New Study Reveals UltraSight & Sheba Medical Center Enable Novice Ultrasound Users to Obtain Accurate, Diagnostic Quality Cardiac Images
Images acquired with AI guidance software deemed usable in 100 percent of cardiac patients
TEL AVIV, Israel, May 26, 2022 — At the 69th Annual Conference of the Israel Heart Society, UltraSight, an Israeli-based digital health pioneer transforming cardiac imaging through the power of artificial intelligence, and Sheba Medical Center Israel revealed new research findings from a blinded pilot study that validates the company’s technology, and confirms that UltraSight’s Artificial Intelligence (AI) guidance can allow any medical professional to successfully capture quality cardiac ultrasound images.
Led by Prof. Robert Klempfner MD, Director of the Cardiac Rehabilitation Institute at the Sheba Medical Center Israel and the Scientific Director of Big Data and AI at the hospital’s ARC Innovation Center, the study evaluated the 2D transthoracic echocardiography (TTE) images taken by medical assistants using UltraSight’s AI real-time guidance software. According to the results, UltraSight is effective at instructing novice medical professionals to acquire diagnostic quality exams in cardiac patients. Furthermore, the study concluded that UltraSight AI guidance can allow medical professionals, who do not have prior sonography training, to obtain diagnostic quality cardiac images in 100 percent of patients.
“Cardiac ultrasound is a powerful diagnostic tool enabling timely evaluation of a patient in the emergency department,” said Davidi Vortman, CEO of UltraSight. “However, its application is often limited by the availability of experienced users. This study is a significant step forward in making cardiac ultrasound more widely accessible to patients anywhere.”
For the study, three novice medical assistants, none of which who had any cardiac ultrasound experience, underwent an eight-hour training course before scanning 61 cardiac patients in all 10 standard echocardiography views. These patients were also scanned by a trained sonographer, and each exam was evaluated by three blinded USA board-certified cardiologists who scored the images for diagnostic quality. The medical assistants’ exams successfully permitted the assessment of left ventricular size and function, right ventricular size, and presence of significant pericardial effusion.

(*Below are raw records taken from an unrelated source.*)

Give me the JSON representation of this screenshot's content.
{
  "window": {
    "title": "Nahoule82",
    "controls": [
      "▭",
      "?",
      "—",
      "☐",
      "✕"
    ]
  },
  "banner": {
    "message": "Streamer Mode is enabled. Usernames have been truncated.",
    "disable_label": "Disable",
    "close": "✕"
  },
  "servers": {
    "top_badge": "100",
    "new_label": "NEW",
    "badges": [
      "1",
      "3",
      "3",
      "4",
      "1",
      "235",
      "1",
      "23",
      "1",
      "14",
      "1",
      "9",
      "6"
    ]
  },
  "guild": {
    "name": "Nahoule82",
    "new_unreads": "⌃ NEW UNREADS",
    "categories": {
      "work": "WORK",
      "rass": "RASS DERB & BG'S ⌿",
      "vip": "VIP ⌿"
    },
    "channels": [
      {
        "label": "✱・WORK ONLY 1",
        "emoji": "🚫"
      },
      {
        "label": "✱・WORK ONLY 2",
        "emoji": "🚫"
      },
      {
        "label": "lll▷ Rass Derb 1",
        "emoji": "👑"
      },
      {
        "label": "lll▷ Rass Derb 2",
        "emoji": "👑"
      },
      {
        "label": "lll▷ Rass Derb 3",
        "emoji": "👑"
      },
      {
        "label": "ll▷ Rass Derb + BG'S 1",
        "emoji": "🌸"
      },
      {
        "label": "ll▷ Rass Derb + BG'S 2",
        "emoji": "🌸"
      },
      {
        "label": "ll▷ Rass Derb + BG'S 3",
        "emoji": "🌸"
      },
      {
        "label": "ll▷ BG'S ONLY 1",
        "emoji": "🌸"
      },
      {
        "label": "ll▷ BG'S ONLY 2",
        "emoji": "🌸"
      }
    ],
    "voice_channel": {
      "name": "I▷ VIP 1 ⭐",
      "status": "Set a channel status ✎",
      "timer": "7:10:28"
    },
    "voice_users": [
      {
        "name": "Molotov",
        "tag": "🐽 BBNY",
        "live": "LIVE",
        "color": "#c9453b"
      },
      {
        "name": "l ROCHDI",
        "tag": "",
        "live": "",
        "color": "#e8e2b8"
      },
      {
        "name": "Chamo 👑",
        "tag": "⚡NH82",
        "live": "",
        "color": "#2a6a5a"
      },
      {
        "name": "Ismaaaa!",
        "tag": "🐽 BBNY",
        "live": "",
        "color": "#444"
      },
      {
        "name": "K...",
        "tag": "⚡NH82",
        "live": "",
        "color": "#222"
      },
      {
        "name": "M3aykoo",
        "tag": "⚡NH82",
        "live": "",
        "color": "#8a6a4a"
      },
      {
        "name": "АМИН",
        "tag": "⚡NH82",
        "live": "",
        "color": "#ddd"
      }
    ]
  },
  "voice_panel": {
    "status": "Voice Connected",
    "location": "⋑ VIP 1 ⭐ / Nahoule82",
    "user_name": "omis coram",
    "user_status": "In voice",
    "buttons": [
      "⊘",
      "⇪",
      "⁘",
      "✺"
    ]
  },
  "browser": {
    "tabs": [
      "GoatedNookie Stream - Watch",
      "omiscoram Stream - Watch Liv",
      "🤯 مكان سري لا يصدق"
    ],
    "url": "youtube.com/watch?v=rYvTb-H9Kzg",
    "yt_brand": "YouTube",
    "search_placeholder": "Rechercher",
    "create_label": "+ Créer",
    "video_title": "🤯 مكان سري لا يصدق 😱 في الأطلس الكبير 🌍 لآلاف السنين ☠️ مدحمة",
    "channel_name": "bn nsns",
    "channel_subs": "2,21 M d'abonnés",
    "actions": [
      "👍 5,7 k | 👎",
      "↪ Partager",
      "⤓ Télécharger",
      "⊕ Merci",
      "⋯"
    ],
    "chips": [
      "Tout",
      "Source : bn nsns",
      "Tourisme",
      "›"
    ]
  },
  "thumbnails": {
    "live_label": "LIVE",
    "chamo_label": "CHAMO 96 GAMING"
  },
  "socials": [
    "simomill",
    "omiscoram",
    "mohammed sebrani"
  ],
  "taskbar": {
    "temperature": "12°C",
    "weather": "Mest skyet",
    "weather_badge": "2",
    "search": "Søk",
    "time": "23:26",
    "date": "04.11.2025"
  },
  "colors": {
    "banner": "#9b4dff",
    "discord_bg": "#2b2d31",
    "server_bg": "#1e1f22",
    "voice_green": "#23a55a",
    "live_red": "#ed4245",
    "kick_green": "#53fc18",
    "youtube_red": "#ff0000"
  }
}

“These anatomical assessments are essential to determining heart pathologies,” said Prof. Roberto M Lang MD, Director Noninvasive Cardiac Imaging Laboratory at the University of Chicago. “This is crucial in critical care settings and emergency departments where decisions about cardiac treatment and care need to be made very quickly before conditions deteriorate. The fact that medical assistants were able to take such precise images and achieve near-perfect results with a handheld device is outstanding.”
“UltraSight’s novel technology enables novice users, after minimal training, to perform high quality diagnostic echocardiographic studies,” said Prof. Klempfner. “The technology has the potential to increase user adoption of point of care ultrasound and accelerate patient care in a variety of clinical settings ranging from EMS services, Emergency Medicine to Cardiology and even patient homes.”
UltraSight software pairs with point of care ultrasound devices available today. Using innovative AI algorithms, the software analyzes the ultrasound video stream and provides users with real-time guidance how to maneuver the ultrasound probe and obtain diagnostic quality cardiac ultrasound images.
About UltraSight
UltraSight aims to revolutionize cardiac sonography through the power of machine learning to enable more accurate and timely clinical decisions. The UltraSight AI guidance system helps bring the benefits of cardiac imaging to more healthcare professionals in new care settings, allowing patients access to ultrasound anywhere. In 2020, UltraSight won the TCT Innovation Competition, which took place during the Transcatheter Cardiovascular Therapeutics world conference.